Search code examples
scalaapache-sparkkryo

Registering Classes with Kryo via SparkSession in Spark 2+


I'm migrating from Spark 1.6 to 2.3.

I need to register custom classes with Kryo. So what I see here: https://spark.apache.org/docs/2.3.1/tuning.html#data-serialization

val conf = new SparkConf().setMaster(...).setAppName(...)
conf.registerKryoClasses(Array(classOf[MyClass1], classOf[MyClass2]))
val sc = new SparkContext(conf)

The problem is... everywhere else in Spark 2+ instructions, it indicates that SparkSession is the way to go for everything... and if you need SparkContext it should be through spark.sparkContext and not as a stand-alone val.

So now I use the following (and have wiped any trace of conf, sc, etc. from my code)...

val spark = SparkSession.builder.appName("myApp").getOrCreate()

My question: where do I register classes with Kryo if I don't use SparkConf or SparkContext directly?
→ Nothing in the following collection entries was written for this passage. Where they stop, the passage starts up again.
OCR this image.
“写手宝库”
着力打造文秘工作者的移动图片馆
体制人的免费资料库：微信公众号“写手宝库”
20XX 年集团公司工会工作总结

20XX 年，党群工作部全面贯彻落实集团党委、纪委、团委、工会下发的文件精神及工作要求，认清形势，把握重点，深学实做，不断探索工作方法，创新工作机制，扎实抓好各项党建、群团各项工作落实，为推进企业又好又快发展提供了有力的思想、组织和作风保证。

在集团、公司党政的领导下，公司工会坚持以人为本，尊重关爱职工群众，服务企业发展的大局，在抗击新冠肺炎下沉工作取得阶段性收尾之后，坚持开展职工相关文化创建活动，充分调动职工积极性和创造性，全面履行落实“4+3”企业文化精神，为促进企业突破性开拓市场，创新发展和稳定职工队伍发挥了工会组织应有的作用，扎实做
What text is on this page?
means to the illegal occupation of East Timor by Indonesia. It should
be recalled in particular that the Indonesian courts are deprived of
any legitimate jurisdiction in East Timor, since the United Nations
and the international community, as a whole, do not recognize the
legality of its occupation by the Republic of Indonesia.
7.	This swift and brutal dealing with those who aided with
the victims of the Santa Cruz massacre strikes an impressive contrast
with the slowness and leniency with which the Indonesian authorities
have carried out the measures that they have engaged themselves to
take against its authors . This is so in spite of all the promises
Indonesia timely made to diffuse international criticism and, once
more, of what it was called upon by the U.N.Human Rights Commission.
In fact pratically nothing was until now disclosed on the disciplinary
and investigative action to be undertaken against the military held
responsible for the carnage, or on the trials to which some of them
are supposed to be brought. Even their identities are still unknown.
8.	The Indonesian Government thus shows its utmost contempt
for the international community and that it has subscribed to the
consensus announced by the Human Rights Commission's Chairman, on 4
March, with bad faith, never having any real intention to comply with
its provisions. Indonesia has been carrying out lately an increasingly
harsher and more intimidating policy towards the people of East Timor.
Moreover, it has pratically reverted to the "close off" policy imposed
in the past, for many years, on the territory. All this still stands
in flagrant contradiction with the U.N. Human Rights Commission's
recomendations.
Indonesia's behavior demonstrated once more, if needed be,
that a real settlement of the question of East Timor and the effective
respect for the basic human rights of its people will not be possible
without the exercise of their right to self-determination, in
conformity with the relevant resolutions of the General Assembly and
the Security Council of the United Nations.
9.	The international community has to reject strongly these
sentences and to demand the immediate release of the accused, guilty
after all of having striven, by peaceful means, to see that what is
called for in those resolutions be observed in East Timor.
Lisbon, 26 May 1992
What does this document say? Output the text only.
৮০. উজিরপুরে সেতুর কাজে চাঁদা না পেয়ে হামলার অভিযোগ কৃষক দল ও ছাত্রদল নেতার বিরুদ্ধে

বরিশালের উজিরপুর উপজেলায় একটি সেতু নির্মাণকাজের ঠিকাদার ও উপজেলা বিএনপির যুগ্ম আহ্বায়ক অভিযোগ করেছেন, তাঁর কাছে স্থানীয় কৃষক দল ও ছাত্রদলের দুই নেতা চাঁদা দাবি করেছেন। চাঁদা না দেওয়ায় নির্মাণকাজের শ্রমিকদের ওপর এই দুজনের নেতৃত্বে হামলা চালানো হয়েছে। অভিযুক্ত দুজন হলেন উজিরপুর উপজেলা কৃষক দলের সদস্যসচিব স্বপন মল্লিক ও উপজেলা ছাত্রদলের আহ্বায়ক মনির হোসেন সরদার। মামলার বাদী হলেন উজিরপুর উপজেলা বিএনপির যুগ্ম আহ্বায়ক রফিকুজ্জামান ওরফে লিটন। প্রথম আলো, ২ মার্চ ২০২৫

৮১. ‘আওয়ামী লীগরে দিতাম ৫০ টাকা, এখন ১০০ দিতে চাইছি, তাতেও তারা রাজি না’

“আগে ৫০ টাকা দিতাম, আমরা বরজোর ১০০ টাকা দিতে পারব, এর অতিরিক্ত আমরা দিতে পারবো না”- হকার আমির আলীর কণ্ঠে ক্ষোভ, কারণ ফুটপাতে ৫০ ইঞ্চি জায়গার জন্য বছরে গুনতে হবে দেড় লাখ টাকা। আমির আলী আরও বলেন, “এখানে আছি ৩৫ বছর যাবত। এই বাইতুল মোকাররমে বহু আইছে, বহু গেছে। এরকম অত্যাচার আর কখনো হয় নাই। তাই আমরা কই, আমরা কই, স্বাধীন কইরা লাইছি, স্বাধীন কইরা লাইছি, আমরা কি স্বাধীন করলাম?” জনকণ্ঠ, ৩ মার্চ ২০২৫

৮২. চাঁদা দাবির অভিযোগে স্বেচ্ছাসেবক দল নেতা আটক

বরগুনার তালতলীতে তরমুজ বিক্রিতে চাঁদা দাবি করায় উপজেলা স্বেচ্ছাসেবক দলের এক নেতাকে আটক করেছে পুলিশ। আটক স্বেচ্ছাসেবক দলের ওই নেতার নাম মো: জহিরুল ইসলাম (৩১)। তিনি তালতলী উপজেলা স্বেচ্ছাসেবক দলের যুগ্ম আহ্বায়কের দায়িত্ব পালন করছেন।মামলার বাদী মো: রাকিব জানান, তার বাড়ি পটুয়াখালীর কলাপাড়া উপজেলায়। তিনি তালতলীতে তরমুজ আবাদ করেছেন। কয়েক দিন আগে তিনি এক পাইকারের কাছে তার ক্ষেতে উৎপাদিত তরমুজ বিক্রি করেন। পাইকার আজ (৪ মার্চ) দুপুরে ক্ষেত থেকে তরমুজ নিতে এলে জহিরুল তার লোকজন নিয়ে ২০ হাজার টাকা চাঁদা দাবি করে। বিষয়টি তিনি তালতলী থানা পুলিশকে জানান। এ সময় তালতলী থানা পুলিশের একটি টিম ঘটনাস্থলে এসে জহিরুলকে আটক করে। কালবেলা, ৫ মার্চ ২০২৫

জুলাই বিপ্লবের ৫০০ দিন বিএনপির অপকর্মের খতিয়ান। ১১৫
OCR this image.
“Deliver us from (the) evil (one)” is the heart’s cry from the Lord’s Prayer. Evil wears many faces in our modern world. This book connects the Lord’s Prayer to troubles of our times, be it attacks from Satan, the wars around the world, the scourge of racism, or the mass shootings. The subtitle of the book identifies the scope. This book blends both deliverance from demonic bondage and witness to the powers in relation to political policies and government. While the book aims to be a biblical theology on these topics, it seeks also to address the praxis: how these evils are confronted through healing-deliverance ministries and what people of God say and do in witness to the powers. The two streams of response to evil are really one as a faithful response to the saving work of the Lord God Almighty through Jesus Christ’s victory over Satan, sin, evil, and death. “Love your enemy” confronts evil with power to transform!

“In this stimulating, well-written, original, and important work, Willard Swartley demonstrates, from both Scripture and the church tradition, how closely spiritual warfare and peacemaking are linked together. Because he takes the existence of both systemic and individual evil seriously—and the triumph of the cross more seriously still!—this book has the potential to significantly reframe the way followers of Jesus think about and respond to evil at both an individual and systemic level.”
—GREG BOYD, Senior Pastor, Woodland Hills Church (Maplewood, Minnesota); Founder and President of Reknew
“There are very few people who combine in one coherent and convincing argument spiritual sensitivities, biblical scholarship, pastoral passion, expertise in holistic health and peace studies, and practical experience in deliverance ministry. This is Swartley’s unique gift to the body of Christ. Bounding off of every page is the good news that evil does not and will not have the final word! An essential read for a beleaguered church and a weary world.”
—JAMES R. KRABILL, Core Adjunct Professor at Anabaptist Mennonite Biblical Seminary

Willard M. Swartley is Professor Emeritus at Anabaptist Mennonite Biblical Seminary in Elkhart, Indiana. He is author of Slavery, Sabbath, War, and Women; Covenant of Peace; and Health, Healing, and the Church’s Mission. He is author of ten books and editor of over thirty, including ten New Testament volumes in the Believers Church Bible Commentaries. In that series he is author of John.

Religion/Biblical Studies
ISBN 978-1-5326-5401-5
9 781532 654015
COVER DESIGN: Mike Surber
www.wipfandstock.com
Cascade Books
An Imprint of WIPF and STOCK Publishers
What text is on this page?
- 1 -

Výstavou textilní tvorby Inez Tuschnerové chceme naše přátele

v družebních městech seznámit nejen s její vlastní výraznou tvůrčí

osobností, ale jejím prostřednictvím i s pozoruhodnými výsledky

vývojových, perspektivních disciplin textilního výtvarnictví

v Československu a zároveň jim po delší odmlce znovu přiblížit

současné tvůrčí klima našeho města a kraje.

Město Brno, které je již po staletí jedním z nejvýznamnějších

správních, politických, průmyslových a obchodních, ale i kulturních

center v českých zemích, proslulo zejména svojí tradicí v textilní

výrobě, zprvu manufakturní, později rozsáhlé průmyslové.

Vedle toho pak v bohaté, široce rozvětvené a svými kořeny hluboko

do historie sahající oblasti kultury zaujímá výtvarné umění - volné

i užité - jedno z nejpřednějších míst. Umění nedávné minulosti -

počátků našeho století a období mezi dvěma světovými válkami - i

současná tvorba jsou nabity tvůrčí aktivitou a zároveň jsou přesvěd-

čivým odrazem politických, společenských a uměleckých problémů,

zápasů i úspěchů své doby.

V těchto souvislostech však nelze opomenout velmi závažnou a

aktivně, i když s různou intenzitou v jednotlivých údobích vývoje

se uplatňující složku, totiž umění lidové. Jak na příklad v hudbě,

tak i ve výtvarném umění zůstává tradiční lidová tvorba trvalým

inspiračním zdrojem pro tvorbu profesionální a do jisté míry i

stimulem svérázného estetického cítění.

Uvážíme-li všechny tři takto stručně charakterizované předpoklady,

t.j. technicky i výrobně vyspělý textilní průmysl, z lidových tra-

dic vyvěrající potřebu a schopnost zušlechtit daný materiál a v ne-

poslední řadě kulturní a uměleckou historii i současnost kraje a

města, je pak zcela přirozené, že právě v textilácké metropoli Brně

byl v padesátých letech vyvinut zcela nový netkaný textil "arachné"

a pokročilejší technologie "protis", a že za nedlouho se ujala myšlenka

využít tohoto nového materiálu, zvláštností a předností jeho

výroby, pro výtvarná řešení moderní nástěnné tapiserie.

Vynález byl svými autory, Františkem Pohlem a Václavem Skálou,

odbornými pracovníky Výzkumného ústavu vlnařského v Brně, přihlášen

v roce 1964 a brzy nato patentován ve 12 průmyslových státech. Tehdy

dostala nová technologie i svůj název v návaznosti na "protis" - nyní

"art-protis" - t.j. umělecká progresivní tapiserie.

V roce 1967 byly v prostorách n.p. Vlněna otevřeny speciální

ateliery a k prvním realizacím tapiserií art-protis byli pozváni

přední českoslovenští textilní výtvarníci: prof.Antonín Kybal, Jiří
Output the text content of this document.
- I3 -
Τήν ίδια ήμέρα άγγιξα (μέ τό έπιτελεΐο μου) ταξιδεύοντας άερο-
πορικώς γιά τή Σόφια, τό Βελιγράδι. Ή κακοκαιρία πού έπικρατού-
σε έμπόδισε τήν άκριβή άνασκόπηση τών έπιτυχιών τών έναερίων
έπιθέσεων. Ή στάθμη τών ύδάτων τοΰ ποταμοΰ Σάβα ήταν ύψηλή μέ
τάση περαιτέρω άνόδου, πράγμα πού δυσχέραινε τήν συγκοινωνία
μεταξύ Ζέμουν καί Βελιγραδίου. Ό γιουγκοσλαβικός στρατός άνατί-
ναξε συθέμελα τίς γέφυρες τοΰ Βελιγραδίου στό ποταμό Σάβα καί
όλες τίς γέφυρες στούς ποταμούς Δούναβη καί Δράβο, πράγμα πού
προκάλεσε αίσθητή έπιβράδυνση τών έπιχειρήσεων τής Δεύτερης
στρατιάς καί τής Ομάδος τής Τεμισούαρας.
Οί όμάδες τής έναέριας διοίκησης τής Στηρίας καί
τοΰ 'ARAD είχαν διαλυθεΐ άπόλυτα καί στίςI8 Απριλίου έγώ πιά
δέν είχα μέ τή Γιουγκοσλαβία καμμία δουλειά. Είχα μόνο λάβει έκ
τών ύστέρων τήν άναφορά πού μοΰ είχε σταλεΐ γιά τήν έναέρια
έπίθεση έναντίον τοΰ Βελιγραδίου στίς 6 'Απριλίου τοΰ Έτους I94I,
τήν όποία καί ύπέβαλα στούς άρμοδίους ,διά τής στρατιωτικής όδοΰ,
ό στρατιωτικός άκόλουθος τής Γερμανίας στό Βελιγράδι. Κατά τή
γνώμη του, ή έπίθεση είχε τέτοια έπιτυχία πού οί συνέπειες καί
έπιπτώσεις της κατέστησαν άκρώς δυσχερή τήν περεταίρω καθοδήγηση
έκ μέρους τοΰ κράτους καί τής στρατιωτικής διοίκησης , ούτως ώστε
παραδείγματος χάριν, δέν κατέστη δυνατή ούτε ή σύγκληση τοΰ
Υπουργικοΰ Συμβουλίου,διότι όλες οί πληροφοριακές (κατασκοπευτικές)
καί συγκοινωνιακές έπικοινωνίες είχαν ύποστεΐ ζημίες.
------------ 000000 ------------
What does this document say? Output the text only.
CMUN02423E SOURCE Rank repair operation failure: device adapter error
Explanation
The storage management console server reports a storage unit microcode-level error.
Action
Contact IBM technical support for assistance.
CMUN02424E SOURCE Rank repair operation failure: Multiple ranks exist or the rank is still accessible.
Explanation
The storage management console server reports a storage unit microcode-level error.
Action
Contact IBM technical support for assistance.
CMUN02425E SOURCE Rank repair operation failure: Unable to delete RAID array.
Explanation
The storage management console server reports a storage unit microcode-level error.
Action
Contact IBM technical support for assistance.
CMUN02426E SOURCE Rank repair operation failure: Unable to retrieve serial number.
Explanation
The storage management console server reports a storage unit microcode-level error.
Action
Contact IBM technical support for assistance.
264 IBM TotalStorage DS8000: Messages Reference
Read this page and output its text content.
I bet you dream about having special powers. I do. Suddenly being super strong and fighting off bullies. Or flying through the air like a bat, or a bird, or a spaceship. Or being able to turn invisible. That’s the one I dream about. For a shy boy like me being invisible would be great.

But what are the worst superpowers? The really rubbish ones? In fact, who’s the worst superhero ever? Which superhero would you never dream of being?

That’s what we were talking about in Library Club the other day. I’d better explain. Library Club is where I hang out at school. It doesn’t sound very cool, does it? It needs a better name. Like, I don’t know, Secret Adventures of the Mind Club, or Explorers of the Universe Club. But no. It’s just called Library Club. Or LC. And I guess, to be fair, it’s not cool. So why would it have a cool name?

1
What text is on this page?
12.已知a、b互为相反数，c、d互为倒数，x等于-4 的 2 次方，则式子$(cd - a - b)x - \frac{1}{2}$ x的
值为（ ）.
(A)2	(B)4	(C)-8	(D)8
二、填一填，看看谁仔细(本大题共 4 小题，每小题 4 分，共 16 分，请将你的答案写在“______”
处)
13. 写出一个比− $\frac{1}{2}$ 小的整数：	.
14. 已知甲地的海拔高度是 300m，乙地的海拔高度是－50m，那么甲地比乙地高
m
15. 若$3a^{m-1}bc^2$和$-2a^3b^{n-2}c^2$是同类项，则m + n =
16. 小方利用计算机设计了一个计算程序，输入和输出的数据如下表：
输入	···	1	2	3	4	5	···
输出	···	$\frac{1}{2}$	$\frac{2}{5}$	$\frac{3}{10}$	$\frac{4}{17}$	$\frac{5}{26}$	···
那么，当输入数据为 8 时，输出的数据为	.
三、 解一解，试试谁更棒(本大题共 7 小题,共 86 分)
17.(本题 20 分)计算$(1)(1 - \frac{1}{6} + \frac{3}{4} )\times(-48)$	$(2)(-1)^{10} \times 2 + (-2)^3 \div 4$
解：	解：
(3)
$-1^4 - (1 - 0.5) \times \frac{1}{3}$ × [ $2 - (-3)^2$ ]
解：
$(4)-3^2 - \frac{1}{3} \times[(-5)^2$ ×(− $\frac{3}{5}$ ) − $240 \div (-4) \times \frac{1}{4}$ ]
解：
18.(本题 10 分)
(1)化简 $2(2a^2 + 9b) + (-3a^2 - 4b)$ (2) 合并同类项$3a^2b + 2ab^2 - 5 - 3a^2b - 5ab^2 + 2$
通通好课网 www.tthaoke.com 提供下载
I see spark.kryo.classesToRegister here: https://spark.apache.org/docs/2.3.1/configuration.html#compression-and-serialization

I have a pretty extensive conf.json to set spark-defaults.conf, but I want to keep it generalizable across apps, so I don't want to register classes here.

When I look here: https://spark.apache.org/docs/2.3.1/api/scala/index.html#org.apache.spark.sql.SparkSession

It makes me think I can do something like the following to augment my spark-defaults.conf:

val spark = 
  SparkSession
    .builder
    .appName("myApp")
    .config("spark.kryo.classesToRegister", "???")
    .getOrCreate()

But what is??? if I want to register org.myorg.myapp.{MyClass1, MyClass2, MyClass3}? I can't find an example of this use.

Would it be:

.config("spark.kryo.classesToRegister", "MyClass1,MyClass2,MyClass3")

or

.config("spark.kryo.classesToRegister", "class org.myorg.mapp.MyClass1,class org.myorg.mapp.MyClass2,class org.myorg.mapp.MyClass3")

or something else?

EDIT

when I try testing different formats in spark-shell via spark.conf.set("spark.kryo.classesToRegister", "any,any2,any3") i never get any error messages no matter what I put in the string any,any2,any3.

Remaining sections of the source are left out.